Alpine and polar glaciers are melting at unprecedented rates due to climate change, with glacier-fed rivers transporting large quantities of comminuted sediments downstream. These sediments are then available for carbonate and silicate geochemical weathering reactions that can consume atmospheric carbon dioxide (CO₂) in proglacial freshwater systems. This differs greatly from rivers in non-glacierized watersheds that receive fewer inputs of comminuted sediments, and greater terrestrial runoff of organic matter, typically resulting in net CO₂ emissions as heterotrophic respiration overwhelms autotrophy. Yet, despite these known biogeochemical differences between proglacial and non-glacial freshwater systems, and observations that weathering-driven CO₂ consumption can occur sub-glacially, this phenomenon has rarely been examined downstream in glacial rivers and lakes.
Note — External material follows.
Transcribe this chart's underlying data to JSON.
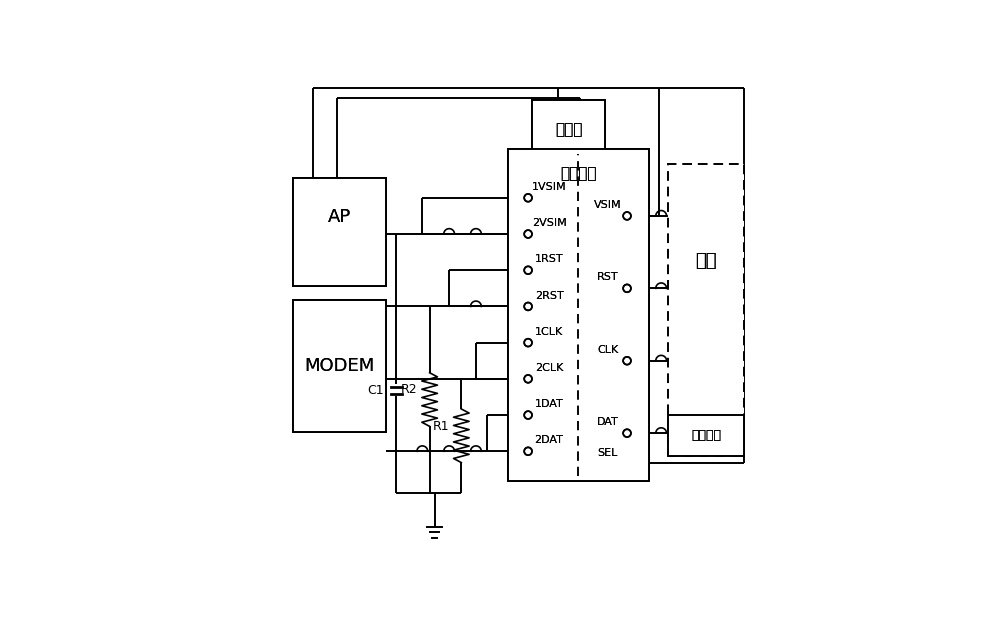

We recently showed, however, that weathering of comminuted sediments was responsible for glacier-fed freshwaters being a net annual CO₂ sink in the Canadian High Arctic watershed of Lake Hazen, Quttinirpaaq National Park.
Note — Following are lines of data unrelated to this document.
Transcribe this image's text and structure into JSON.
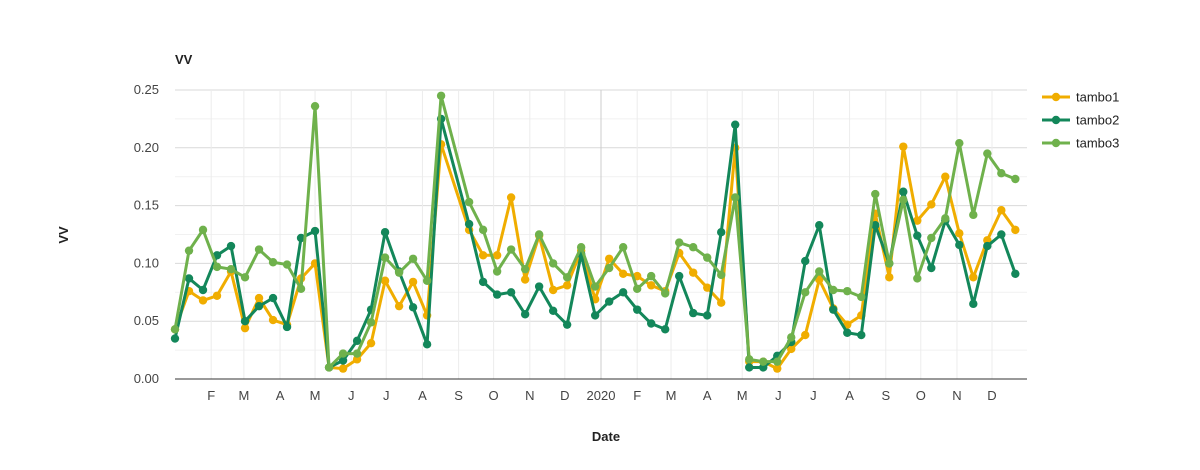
{
  "chart_data": {
    "type": "line",
    "title": "VV",
    "xlabel": "Date",
    "ylabel": "VV",
    "ylim": [
      0,
      0.25
    ],
    "yticks": [
      "0.00",
      "0.05",
      "0.10",
      "0.15",
      "0.20",
      "0.25"
    ],
    "x_range": [
      "2019-01-01",
      "2020-12-31"
    ],
    "xticks": [
      {
        "label": "F",
        "date": "2019-02-01"
      },
      {
        "label": "M",
        "date": "2019-03-01"
      },
      {
        "label": "A",
        "date": "2019-04-01"
      },
      {
        "label": "M",
        "date": "2019-05-01"
      },
      {
        "label": "J",
        "date": "2019-06-01"
      },
      {
        "label": "J",
        "date": "2019-07-01"
      },
      {
        "label": "A",
        "date": "2019-08-01"
      },
      {
        "label": "S",
        "date": "2019-09-01"
      },
      {
        "label": "O",
        "date": "2019-10-01"
      },
      {
        "label": "N",
        "date": "2019-11-01"
      },
      {
        "label": "D",
        "date": "2019-12-01"
      },
      {
        "label": "2020",
        "date": "2020-01-01"
      },
      {
        "label": "F",
        "date": "2020-02-01"
      },
      {
        "label": "M",
        "date": "2020-03-01"
      },
      {
        "label": "A",
        "date": "2020-04-01"
      },
      {
        "label": "M",
        "date": "2020-05-01"
      },
      {
        "label": "J",
        "date": "2020-06-01"
      },
      {
        "label": "J",
        "date": "2020-07-01"
      },
      {
        "label": "A",
        "date": "2020-08-01"
      },
      {
        "label": "S",
        "date": "2020-09-01"
      },
      {
        "label": "O",
        "date": "2020-10-01"
      },
      {
        "label": "N",
        "date": "2020-11-01"
      },
      {
        "label": "D",
        "date": "2020-12-01"
      }
    ],
    "grid": true,
    "legend_position": "right",
    "series": [
      {
        "name": "tambo1",
        "color": "#f0ad00",
        "points": [
          [
            "2019-01-01",
            0.043
          ],
          [
            "2019-01-13",
            0.076
          ],
          [
            "2019-01-25",
            0.068
          ],
          [
            "2019-02-06",
            0.072
          ],
          [
            "2019-02-18",
            0.093
          ],
          [
            "2019-03-02",
            0.044
          ],
          [
            "2019-03-14",
            0.07
          ],
          [
            "2019-03-26",
            0.051
          ],
          [
            "2019-04-07",
            0.047
          ],
          [
            "2019-04-19",
            0.087
          ],
          [
            "2019-05-01",
            0.1
          ],
          [
            "2019-05-13",
            0.01
          ],
          [
            "2019-05-25",
            0.009
          ],
          [
            "2019-06-06",
            0.017
          ],
          [
            "2019-06-18",
            0.031
          ],
          [
            "2019-06-30",
            0.085
          ],
          [
            "2019-07-12",
            0.063
          ],
          [
            "2019-07-24",
            0.084
          ],
          [
            "2019-08-05",
            0.055
          ],
          [
            "2019-08-17",
            0.203
          ],
          [
            "2019-09-10",
            0.129
          ],
          [
            "2019-09-22",
            0.107
          ],
          [
            "2019-10-04",
            0.107
          ],
          [
            "2019-10-16",
            0.157
          ],
          [
            "2019-10-28",
            0.086
          ],
          [
            "2019-11-09",
            0.124
          ],
          [
            "2019-11-21",
            0.077
          ],
          [
            "2019-12-03",
            0.081
          ],
          [
            "2019-12-15",
            0.111
          ],
          [
            "2019-12-27",
            0.069
          ],
          [
            "2020-01-08",
            0.104
          ],
          [
            "2020-01-20",
            0.091
          ],
          [
            "2020-02-01",
            0.089
          ],
          [
            "2020-02-13",
            0.081
          ],
          [
            "2020-02-25",
            0.076
          ],
          [
            "2020-03-08",
            0.109
          ],
          [
            "2020-03-20",
            0.092
          ],
          [
            "2020-04-01",
            0.079
          ],
          [
            "2020-04-13",
            0.066
          ],
          [
            "2020-04-25",
            0.2
          ],
          [
            "2020-05-07",
            0.015
          ],
          [
            "2020-05-19",
            0.015
          ],
          [
            "2020-05-31",
            0.009
          ],
          [
            "2020-06-12",
            0.026
          ],
          [
            "2020-06-24",
            0.038
          ],
          [
            "2020-07-06",
            0.086
          ],
          [
            "2020-07-18",
            0.061
          ],
          [
            "2020-07-30",
            0.047
          ],
          [
            "2020-08-11",
            0.055
          ],
          [
            "2020-08-23",
            0.143
          ],
          [
            "2020-09-04",
            0.088
          ],
          [
            "2020-09-16",
            0.201
          ],
          [
            "2020-09-28",
            0.137
          ],
          [
            "2020-10-10",
            0.151
          ],
          [
            "2020-10-22",
            0.175
          ],
          [
            "2020-11-03",
            0.126
          ],
          [
            "2020-11-15",
            0.088
          ],
          [
            "2020-11-27",
            0.12
          ],
          [
            "2020-12-09",
            0.146
          ],
          [
            "2020-12-21",
            0.129
          ]
        ]
      },
      {
        "name": "tambo2",
        "color": "#13875a",
        "points": [
          [
            "2019-01-01",
            0.035
          ],
          [
            "2019-01-13",
            0.087
          ],
          [
            "2019-01-25",
            0.077
          ],
          [
            "2019-02-06",
            0.107
          ],
          [
            "2019-02-18",
            0.115
          ],
          [
            "2019-03-02",
            0.05
          ],
          [
            "2019-03-14",
            0.063
          ],
          [
            "2019-03-26",
            0.07
          ],
          [
            "2019-04-07",
            0.045
          ],
          [
            "2019-04-19",
            0.122
          ],
          [
            "2019-05-01",
            0.128
          ],
          [
            "2019-05-13",
            0.01
          ],
          [
            "2019-05-25",
            0.016
          ],
          [
            "2019-06-06",
            0.033
          ],
          [
            "2019-06-18",
            0.06
          ],
          [
            "2019-06-30",
            0.127
          ],
          [
            "2019-07-12",
            0.093
          ],
          [
            "2019-07-24",
            0.062
          ],
          [
            "2019-08-05",
            0.03
          ],
          [
            "2019-08-17",
            0.225
          ],
          [
            "2019-09-10",
            0.134
          ],
          [
            "2019-09-22",
            0.084
          ],
          [
            "2019-10-04",
            0.073
          ],
          [
            "2019-10-16",
            0.075
          ],
          [
            "2019-10-28",
            0.056
          ],
          [
            "2019-11-09",
            0.08
          ],
          [
            "2019-11-21",
            0.059
          ],
          [
            "2019-12-03",
            0.047
          ],
          [
            "2019-12-15",
            0.108
          ],
          [
            "2019-12-27",
            0.055
          ],
          [
            "2020-01-08",
            0.067
          ],
          [
            "2020-01-20",
            0.075
          ],
          [
            "2020-02-01",
            0.06
          ],
          [
            "2020-02-13",
            0.048
          ],
          [
            "2020-02-25",
            0.043
          ],
          [
            "2020-03-08",
            0.089
          ],
          [
            "2020-03-20",
            0.057
          ],
          [
            "2020-04-01",
            0.055
          ],
          [
            "2020-04-13",
            0.127
          ],
          [
            "2020-04-25",
            0.22
          ],
          [
            "2020-05-07",
            0.01
          ],
          [
            "2020-05-19",
            0.01
          ],
          [
            "2020-05-31",
            0.02
          ],
          [
            "2020-06-12",
            0.032
          ],
          [
            "2020-06-24",
            0.102
          ],
          [
            "2020-07-06",
            0.133
          ],
          [
            "2020-07-18",
            0.06
          ],
          [
            "2020-07-30",
            0.04
          ],
          [
            "2020-08-11",
            0.038
          ],
          [
            "2020-08-23",
            0.133
          ],
          [
            "2020-09-04",
            0.1
          ],
          [
            "2020-09-16",
            0.162
          ],
          [
            "2020-09-28",
            0.124
          ],
          [
            "2020-10-10",
            0.096
          ],
          [
            "2020-10-22",
            0.137
          ],
          [
            "2020-11-03",
            0.116
          ],
          [
            "2020-11-15",
            0.065
          ],
          [
            "2020-11-27",
            0.115
          ],
          [
            "2020-12-09",
            0.125
          ],
          [
            "2020-12-21",
            0.091
          ]
        ]
      },
      {
        "name": "tambo3",
        "color": "#6fb14c",
        "points": [
          [
            "2019-01-01",
            0.043
          ],
          [
            "2019-01-13",
            0.111
          ],
          [
            "2019-01-25",
            0.129
          ],
          [
            "2019-02-06",
            0.097
          ],
          [
            "2019-02-18",
            0.095
          ],
          [
            "2019-03-02",
            0.088
          ],
          [
            "2019-03-14",
            0.112
          ],
          [
            "2019-03-26",
            0.101
          ],
          [
            "2019-04-07",
            0.099
          ],
          [
            "2019-04-19",
            0.078
          ],
          [
            "2019-05-01",
            0.236
          ],
          [
            "2019-05-13",
            0.01
          ],
          [
            "2019-05-25",
            0.022
          ],
          [
            "2019-06-06",
            0.022
          ],
          [
            "2019-06-18",
            0.049
          ],
          [
            "2019-06-30",
            0.105
          ],
          [
            "2019-07-12",
            0.092
          ],
          [
            "2019-07-24",
            0.104
          ],
          [
            "2019-08-05",
            0.085
          ],
          [
            "2019-08-17",
            0.245
          ],
          [
            "2019-09-10",
            0.153
          ],
          [
            "2019-09-22",
            0.129
          ],
          [
            "2019-10-04",
            0.093
          ],
          [
            "2019-10-16",
            0.112
          ],
          [
            "2019-10-28",
            0.095
          ],
          [
            "2019-11-09",
            0.125
          ],
          [
            "2019-11-21",
            0.1
          ],
          [
            "2019-12-03",
            0.088
          ],
          [
            "2019-12-15",
            0.114
          ],
          [
            "2019-12-27",
            0.08
          ],
          [
            "2020-01-08",
            0.096
          ],
          [
            "2020-01-20",
            0.114
          ],
          [
            "2020-02-01",
            0.078
          ],
          [
            "2020-02-13",
            0.089
          ],
          [
            "2020-02-25",
            0.074
          ],
          [
            "2020-03-08",
            0.118
          ],
          [
            "2020-03-20",
            0.114
          ],
          [
            "2020-04-01",
            0.105
          ],
          [
            "2020-04-13",
            0.09
          ],
          [
            "2020-04-25",
            0.157
          ],
          [
            "2020-05-07",
            0.017
          ],
          [
            "2020-05-19",
            0.015
          ],
          [
            "2020-05-31",
            0.015
          ],
          [
            "2020-06-12",
            0.036
          ],
          [
            "2020-06-24",
            0.075
          ],
          [
            "2020-07-06",
            0.093
          ],
          [
            "2020-07-18",
            0.077
          ],
          [
            "2020-07-30",
            0.076
          ],
          [
            "2020-08-11",
            0.071
          ],
          [
            "2020-08-23",
            0.16
          ],
          [
            "2020-09-04",
            0.1
          ],
          [
            "2020-09-16",
            0.155
          ],
          [
            "2020-09-28",
            0.087
          ],
          [
            "2020-10-10",
            0.122
          ],
          [
            "2020-10-22",
            0.139
          ],
          [
            "2020-11-03",
            0.204
          ],
          [
            "2020-11-15",
            0.142
          ],
          [
            "2020-11-27",
            0.195
          ],
          [
            "2020-12-09",
            0.178
          ],
          [
            "2020-12-21",
            0.173
          ]
        ]
      }
    ]
  }
}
Building from this, we continue to investigate the prevalence of this phenomenon across glacierized regions, and will present new data on weathering and CO₂ drawdown in the Canadian Rockies in Banff and Jasper National Parks. Using detailed monthly water quality surveys of glacier-fed freshwater systems in this mid-latitude alpine region, we have observed that weathering-driven CO₂ drawdown occurs at least up to 25 kilometers downstream of glacial termini. We will also present updated data from Lake Hazen, where we continue to quantify the extent of CO₂ drawdown across years of low and high glacial melt. These interannual and cross-regional data will be used to determine if Canadian arctic and western alpine proglacial freshwaters, which originate from glaciers with different thermal regimes and underlying geologies, have a similar capacity for CO₂ drawdown.

Geochemical weathering reactions in glacial meltwaters could have important implications for carbon cycling in glacierized regions. Thus, identifying the CO₂ drawdown capacity of proglacial freshwaters as glacial melt accelerates is essential for understanding annual carbon budgets at the watershed-scale in these rapidly changing regions.